I normally shy away from anything having to do with literary theory, but, intending to read several of the novels of Gabriel Garcia Marquez, when I saw this brief work in a bookstore I bought and read it on a flyer. It turned out to be surprisingly good and useful.
Bowers presents and discusses three distinct variants -- magic realism, magical realism, and marvellous realism -- and she does so without undue pedantry. She also distinguishes magic(al) realism from surrealism, the fantastic, and science fiction. By way of illustration and application of its theoretrical principles, the book contains relatively extended and constructive discussions of works of, inter alia, Gabriel Garcia Marquez, Isabel Allende (principally "The House of Spirits"), Salman Rushdie (mainly "Midnight's Children"), Toni Morrison (chiefly "Beloved"), Gunther Grass ("The Tin Drum"), and Maxine Hong Kingston.

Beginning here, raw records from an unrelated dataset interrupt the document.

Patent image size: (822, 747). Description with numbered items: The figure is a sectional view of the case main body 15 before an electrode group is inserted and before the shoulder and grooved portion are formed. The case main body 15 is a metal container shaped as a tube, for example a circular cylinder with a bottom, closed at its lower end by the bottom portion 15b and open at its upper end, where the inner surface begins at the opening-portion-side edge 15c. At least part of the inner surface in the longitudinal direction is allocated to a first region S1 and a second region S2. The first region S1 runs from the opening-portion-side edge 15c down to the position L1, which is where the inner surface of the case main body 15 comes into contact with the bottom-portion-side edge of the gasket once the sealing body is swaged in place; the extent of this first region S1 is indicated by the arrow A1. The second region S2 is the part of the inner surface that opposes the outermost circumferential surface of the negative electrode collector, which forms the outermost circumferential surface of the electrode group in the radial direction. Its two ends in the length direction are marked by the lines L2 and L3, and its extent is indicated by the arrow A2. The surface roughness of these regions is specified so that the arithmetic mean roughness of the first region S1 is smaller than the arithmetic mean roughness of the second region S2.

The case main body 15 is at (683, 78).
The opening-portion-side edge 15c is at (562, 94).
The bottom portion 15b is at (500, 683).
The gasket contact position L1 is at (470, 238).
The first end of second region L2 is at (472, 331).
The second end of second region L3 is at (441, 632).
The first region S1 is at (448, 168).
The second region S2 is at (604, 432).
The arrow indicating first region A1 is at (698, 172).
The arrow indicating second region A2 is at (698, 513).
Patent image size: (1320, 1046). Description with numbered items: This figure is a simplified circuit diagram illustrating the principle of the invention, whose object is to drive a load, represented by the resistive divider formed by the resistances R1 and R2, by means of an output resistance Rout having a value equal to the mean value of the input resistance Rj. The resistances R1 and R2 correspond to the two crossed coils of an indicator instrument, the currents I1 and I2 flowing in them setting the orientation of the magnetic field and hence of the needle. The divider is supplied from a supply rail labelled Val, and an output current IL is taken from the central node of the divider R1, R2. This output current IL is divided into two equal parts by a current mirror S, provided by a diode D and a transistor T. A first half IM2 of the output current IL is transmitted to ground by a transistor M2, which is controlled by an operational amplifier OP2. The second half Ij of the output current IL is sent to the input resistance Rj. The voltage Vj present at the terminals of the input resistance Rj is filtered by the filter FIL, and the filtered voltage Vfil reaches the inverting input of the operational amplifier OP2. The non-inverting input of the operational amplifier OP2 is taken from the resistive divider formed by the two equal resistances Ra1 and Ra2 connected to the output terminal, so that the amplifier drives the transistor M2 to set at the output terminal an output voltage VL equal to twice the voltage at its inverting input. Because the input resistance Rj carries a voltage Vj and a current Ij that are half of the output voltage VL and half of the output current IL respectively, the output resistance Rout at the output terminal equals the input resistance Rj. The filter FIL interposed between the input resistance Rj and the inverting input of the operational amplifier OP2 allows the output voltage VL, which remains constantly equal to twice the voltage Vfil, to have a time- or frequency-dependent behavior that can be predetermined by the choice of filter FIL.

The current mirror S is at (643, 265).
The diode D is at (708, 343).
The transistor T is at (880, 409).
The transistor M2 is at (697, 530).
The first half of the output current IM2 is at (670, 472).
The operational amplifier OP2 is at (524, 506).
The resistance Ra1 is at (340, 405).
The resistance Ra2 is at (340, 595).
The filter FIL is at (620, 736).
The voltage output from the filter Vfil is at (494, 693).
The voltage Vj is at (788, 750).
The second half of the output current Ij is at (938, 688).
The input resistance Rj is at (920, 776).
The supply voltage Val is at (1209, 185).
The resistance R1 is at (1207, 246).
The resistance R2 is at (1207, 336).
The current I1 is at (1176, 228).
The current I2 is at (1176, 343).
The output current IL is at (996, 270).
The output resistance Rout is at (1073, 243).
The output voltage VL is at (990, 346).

To my mind, there still is some nonsense -- although much of it undoubtedly is that of other literary theorists/critics whom Bowers is obliged to cover in this survey work. Thankfully, the book is relatively light on (although not entirely free of) the dense and syntactically tortured academic jargon that pervades so much literary theory and criticism. (An example, which Bowers unfortunately and unhelpfully quotes: "Magic realist works * * * bear witness to their liberation from a teleological and homogeneous historical discourse and to an acceptance of postcolonial heterogeneity with regard to historiography and to myth." Why does anyone who wishes to be read write like that? More baffling, why does anyone publish such stuff?)
I can recommend MAGIC(AL) REALISM to any lay reader interested in the literary construct(s) at issue or as background for someone about to embark on a serious reading/study of authors such as Garcia Marquez, Allende, Rushdie, and Grass.